Why No, I haven't Said Enough On That Topic
Seriously, John Sundell's done an excellent job of making tests easy to understand and write.
Here's one of the stylesheet tests:
func testCSSStylesheet() {
let html = HTML(.head(.stylesheet("styles.css")))
assertEqualHTMLContent(html, """
<head><link rel="stylesheet" href="styles.css" type="text/css"/></head>
""")
}
It will help you when you (almost inevitably) want to refactor later.
Did I Leave You Out?
I have looked at a ton of Publish sites over the last couple of weeks, enough so that my eyes melted more than once. ;)
Generally, I was looking for something specific, so if I didn't see it, I may not have kept that tab open long enough to get around to writing this post. Also, I only looked on Github, so those hosting their themes on Gitlab or other platforms were left out.

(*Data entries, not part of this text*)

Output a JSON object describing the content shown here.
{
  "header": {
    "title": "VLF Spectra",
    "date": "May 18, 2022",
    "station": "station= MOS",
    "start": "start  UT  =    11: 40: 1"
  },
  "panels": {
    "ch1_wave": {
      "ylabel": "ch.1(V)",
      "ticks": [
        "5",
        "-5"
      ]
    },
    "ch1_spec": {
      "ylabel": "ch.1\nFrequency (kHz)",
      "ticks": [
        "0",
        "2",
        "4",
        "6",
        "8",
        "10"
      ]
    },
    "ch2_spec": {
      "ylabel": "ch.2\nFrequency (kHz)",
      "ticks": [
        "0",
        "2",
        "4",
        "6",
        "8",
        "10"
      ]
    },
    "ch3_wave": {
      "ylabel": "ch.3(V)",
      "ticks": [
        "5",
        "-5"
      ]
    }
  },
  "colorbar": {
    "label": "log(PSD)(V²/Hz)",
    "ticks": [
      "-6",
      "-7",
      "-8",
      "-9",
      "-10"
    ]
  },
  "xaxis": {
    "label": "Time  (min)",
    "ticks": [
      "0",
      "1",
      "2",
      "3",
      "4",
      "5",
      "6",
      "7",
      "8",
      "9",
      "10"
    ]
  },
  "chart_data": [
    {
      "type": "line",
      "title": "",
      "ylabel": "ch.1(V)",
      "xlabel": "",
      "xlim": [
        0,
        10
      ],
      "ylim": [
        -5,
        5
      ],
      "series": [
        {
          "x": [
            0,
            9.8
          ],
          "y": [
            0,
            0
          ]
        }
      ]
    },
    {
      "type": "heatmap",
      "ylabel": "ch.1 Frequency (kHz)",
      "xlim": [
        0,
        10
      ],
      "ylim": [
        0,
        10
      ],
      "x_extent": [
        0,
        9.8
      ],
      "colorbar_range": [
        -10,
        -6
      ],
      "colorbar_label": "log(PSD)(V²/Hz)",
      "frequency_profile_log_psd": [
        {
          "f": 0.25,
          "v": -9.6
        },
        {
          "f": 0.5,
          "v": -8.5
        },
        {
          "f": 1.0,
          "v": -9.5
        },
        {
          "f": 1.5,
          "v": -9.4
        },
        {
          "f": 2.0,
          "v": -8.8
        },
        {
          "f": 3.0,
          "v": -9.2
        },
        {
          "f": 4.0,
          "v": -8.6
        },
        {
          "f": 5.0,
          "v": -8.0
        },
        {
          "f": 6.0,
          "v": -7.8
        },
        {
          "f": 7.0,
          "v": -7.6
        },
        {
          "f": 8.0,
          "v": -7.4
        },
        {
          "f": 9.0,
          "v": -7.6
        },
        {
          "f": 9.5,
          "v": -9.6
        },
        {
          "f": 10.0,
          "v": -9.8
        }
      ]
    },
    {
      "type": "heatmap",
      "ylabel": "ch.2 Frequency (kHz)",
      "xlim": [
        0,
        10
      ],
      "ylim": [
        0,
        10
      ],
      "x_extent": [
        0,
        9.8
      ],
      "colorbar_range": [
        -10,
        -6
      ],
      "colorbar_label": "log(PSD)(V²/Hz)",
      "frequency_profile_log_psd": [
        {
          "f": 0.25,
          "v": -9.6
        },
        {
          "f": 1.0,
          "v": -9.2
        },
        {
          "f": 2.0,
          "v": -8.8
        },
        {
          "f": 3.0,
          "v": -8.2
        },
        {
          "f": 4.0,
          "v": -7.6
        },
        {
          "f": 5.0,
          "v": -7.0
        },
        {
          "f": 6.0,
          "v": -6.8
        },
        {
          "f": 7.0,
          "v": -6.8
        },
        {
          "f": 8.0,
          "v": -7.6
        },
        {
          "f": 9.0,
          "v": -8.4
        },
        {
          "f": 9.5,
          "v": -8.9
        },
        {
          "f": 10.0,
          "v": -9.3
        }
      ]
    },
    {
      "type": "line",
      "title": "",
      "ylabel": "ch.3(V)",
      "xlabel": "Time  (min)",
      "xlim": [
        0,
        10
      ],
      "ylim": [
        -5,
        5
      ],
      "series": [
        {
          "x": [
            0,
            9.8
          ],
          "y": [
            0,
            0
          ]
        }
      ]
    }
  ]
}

Please feel free to ping me if you've got a site that you think shows some interesting use of Publish, especially if it has tests. I'm mostly interested in one of two kinds of sites:
- Sites that have more complex markup, e.g., a port of a commercial-quality theme like those found at HTML5Up.net. (I'm currently working on Solid State, thus wanted to find more examples on that order of complexity.)
- Sites that are using plugins or unusual publishing pipelines. However, apart from the single example above, sites that use JS steps need not apply.